Memahami kemiskinan adalah memahami sebuah komunitas. Dan tidak ada sumber informasi paling akurat selain yang diakui, dinyatakan, dan dihidupi oleh komunitas itu sendiri. Pilihan cara hidup tiap orang perlu dihargai. Karena tiap profesi yang dibangun dari pilihan cara hidup adalah profesi yang paling lestari. Dengan demikian tinjauan livelihood adalah membangun kebanggaan terhadap pilihan cara hidup untuk melihat bukan kemiskinan urban, melainkan sebuah kisah perjuangan membangun budaya kehidupan.



Kristanto Budiprabowo biasa dipanggil Tatok tinggal di Malang, adalah seorang Pendeta dan trainer Appreciative Inquiry, Asset-Based Community Development, Reframing Peace, dan Pastoral Konseling. Lulus sarjana dan mendapat gelar Master Theologi di UKDW-Yogya, dan sekarang tercatat sebagai mahasiswa ICRS-UGM Yogyakarta. Pernah menjadi ketua Yayasan Bimbingan Mandiri di Metro lampung dan masih menjadi koordinator dan senior trainer pada Kawan Training Centre dan Direktur Makonga Consulting.

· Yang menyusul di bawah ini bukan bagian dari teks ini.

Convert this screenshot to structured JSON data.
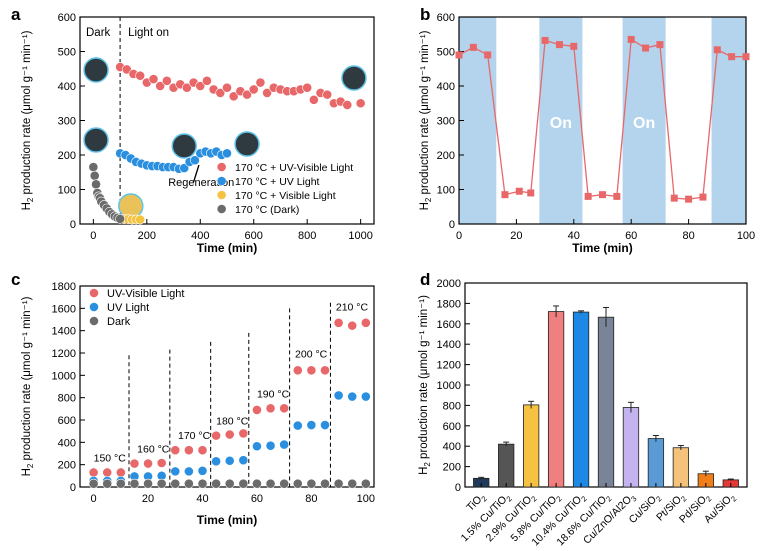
{
  "panels": {
    "a": {
      "label": "a"
    },
    "b": {
      "label": "b"
    },
    "c": {
      "label": "c"
    },
    "d": {
      "label": "d"
    }
  },
  "chart_data": [
    {
      "id": "a",
      "type": "scatter",
      "title": "",
      "xlabel": "Time (min)",
      "ylabel": "H2 production rate (μmol g⁻¹ min⁻¹)",
      "xlim": [
        -50,
        1050
      ],
      "ylim": [
        0,
        600
      ],
      "xticks": [
        0,
        200,
        400,
        600,
        800,
        1000
      ],
      "yticks": [
        0,
        100,
        200,
        300,
        400,
        500,
        600
      ],
      "annotations": {
        "dark": "Dark",
        "light_on": "Light on",
        "regeneration": "Regeneration"
      },
      "divider_x": 100,
      "series": [
        {
          "name": "170 °C + UV-Visible Light",
          "color": "#e8686a",
          "x": [
            100,
            125,
            150,
            175,
            200,
            225,
            250,
            275,
            300,
            325,
            350,
            375,
            400,
            425,
            450,
            475,
            500,
            525,
            550,
            575,
            600,
            625,
            650,
            675,
            700,
            725,
            750,
            775,
            800,
            825,
            850,
            875,
            900,
            925,
            950,
            1000
          ],
          "y": [
            455,
            448,
            435,
            430,
            410,
            420,
            400,
            415,
            395,
            405,
            395,
            410,
            400,
            415,
            390,
            380,
            395,
            370,
            385,
            375,
            390,
            410,
            380,
            395,
            390,
            385,
            385,
            390,
            395,
            360,
            380,
            375,
            350,
            355,
            345,
            350
          ]
        },
        {
          "name": "170 °C + UV Light",
          "color": "#2b8fe0",
          "x": [
            100,
            120,
            140,
            160,
            180,
            200,
            220,
            240,
            260,
            280,
            300,
            320,
            340,
            360,
            380,
            400,
            420,
            440,
            460,
            480,
            500
          ],
          "y": [
            205,
            200,
            190,
            180,
            175,
            170,
            168,
            168,
            165,
            165,
            165,
            160,
            162,
            180,
            185,
            205,
            210,
            205,
            210,
            200,
            205
          ]
        },
        {
          "name": "170 °C + Visible Light",
          "color": "#f5c242",
          "x": [
            100,
            115,
            130,
            145,
            160,
            175
          ],
          "y": [
            15,
            14,
            14,
            13,
            13,
            13
          ]
        },
        {
          "name": "170 °C (Dark)",
          "color": "#6b6b6b",
          "x": [
            0,
            5,
            10,
            15,
            20,
            25,
            30,
            40,
            50,
            60,
            70,
            80,
            90,
            100
          ],
          "y": [
            165,
            140,
            115,
            90,
            80,
            75,
            65,
            55,
            45,
            35,
            28,
            22,
            18,
            15
          ]
        }
      ]
    },
    {
      "id": "b",
      "type": "line",
      "title": "",
      "xlabel": "Time (min)",
      "ylabel": "H2 production rate (μmol g⁻¹ min⁻¹)",
      "xlim": [
        0,
        100
      ],
      "ylim": [
        0,
        600
      ],
      "xticks": [
        0,
        20,
        40,
        60,
        80,
        100
      ],
      "yticks": [
        0,
        100,
        200,
        300,
        400,
        500,
        600
      ],
      "on_intervals": [
        [
          0,
          13
        ],
        [
          28,
          43
        ],
        [
          57,
          72
        ],
        [
          88,
          100
        ]
      ],
      "on_labels": [
        "On",
        "On"
      ],
      "series": [
        {
          "name": "H2 rate",
          "color": "#e8686a",
          "x": [
            0,
            5,
            10,
            16,
            21,
            25,
            30,
            35,
            40,
            45,
            50,
            55,
            60,
            65,
            70,
            75,
            80,
            85,
            90,
            95,
            100
          ],
          "y": [
            490,
            512,
            490,
            85,
            95,
            90,
            532,
            520,
            515,
            80,
            85,
            80,
            535,
            510,
            520,
            75,
            72,
            78,
            505,
            485,
            485
          ]
        }
      ]
    },
    {
      "id": "c",
      "type": "scatter",
      "title": "",
      "xlabel": "Time (min)",
      "ylabel": "H2 production rate (μmol g⁻¹ min⁻¹)",
      "xlim": [
        -5,
        103
      ],
      "ylim": [
        0,
        1800
      ],
      "xticks": [
        0,
        20,
        40,
        60,
        80,
        100
      ],
      "yticks": [
        0,
        200,
        400,
        600,
        800,
        1000,
        1200,
        1400,
        1600,
        1800
      ],
      "dividers": [
        13,
        28,
        43,
        57,
        72,
        87
      ],
      "temperature_labels": [
        "150 °C",
        "160 °C",
        "170 °C",
        "180 °C",
        "190 °C",
        "200 °C",
        "210 °C"
      ],
      "series": [
        {
          "name": "UV-Visible Light",
          "color": "#e8686a",
          "x": [
            0,
            5,
            10,
            15,
            20,
            25,
            30,
            35,
            40,
            45,
            50,
            55,
            60,
            65,
            70,
            75,
            80,
            85,
            90,
            95,
            100
          ],
          "y": [
            130,
            130,
            130,
            210,
            210,
            215,
            330,
            330,
            330,
            460,
            470,
            480,
            690,
            705,
            705,
            1045,
            1045,
            1045,
            1470,
            1445,
            1470
          ]
        },
        {
          "name": "UV Light",
          "color": "#2b8fe0",
          "x": [
            0,
            5,
            10,
            15,
            20,
            25,
            30,
            35,
            40,
            45,
            50,
            55,
            60,
            65,
            70,
            75,
            80,
            85,
            90,
            95,
            100
          ],
          "y": [
            55,
            55,
            55,
            95,
            95,
            100,
            140,
            140,
            145,
            230,
            235,
            240,
            365,
            370,
            380,
            550,
            555,
            555,
            820,
            810,
            810
          ]
        },
        {
          "name": "Dark",
          "color": "#6b6b6b",
          "x": [
            0,
            5,
            10,
            15,
            20,
            25,
            30,
            35,
            40,
            45,
            50,
            55,
            60,
            65,
            70,
            75,
            80,
            85,
            90,
            95,
            100
          ],
          "y": [
            30,
            30,
            30,
            30,
            30,
            30,
            30,
            30,
            30,
            30,
            30,
            30,
            30,
            30,
            30,
            30,
            30,
            30,
            30,
            30,
            30
          ]
        }
      ]
    },
    {
      "id": "d",
      "type": "bar",
      "title": "",
      "xlabel": "",
      "ylabel": "H2 production rate (μmol g⁻¹ min⁻¹)",
      "ylim": [
        0,
        2000
      ],
      "yticks": [
        0,
        200,
        400,
        600,
        800,
        1000,
        1200,
        1400,
        1600,
        1800,
        2000
      ],
      "categories": [
        "TiO2",
        "1.5% Cu/TiO2",
        "2.9% Cu/TiO2",
        "5.8% Cu/TiO2",
        "10.4% Cu/TiO2",
        "18.6% Cu/TiO2",
        "Cu/ZnO/Al2O3",
        "Cu/SiO2",
        "Pt/SiO2",
        "Pd/SiO2",
        "Au/SiO2"
      ],
      "values": [
        85,
        420,
        805,
        1720,
        1715,
        1665,
        780,
        475,
        385,
        130,
        70
      ],
      "errors": [
        10,
        20,
        35,
        55,
        12,
        95,
        50,
        30,
        22,
        25,
        8
      ],
      "colors": [
        "#1f3a5a",
        "#555555",
        "#f5c242",
        "#f08080",
        "#1e88e5",
        "#7a8499",
        "#c5b3f0",
        "#5b9bd5",
        "#f4c27a",
        "#f07f1a",
        "#e53935"
      ]
    }
  ]
}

[1] http://www.smeru.or.id/newslet/2008/news26.pdf
[2] Robert Chambers,  Poverty and Livelihoods: Whose Reality Counts?, Institute of Development Studies
University of Sussex, Brighton, 1994
[3] A rough guide to PPAs, Participatory Poverty Assessment An introduction to theory and practice: lihat: http://info.worldbank.org/etools/docs/library/238411/ppa.pdf
[4] Dompet Dhuafa, Data Mustahik, Muzakki dan Potensi Pemberdayaan Indonesia, Jakarta, 2010
[5] Lih, Bryant L. Myers, Walking with the Poor, Principles and Practices of Transformational Development, Orbis Book, NY, 2011.
[6] http://www.trentu.ca/ids/documents/Q2_WP1_Kanbur.pdf
[7] Stephen Morse, Sustainable Livelihood Approach: A critical analysis of theory and practice, Lih: www.reading.ac.uk/web/FILES/geographyandenvironmentalscience/GP189.pdf
[8] John McKnight, A Guide to ABCD Community Organizing, ABCD Institute, Northwestern, 1991.
[9] Stephen morse, hal.5.
[10] Caroline O. N. Moser, Asset-based Approaches to Poverty Reduction in a Globalized Context: An introduction to asset accumulation policy and summary of workshop findings, The Brookings Institution, Washington DC, 2006.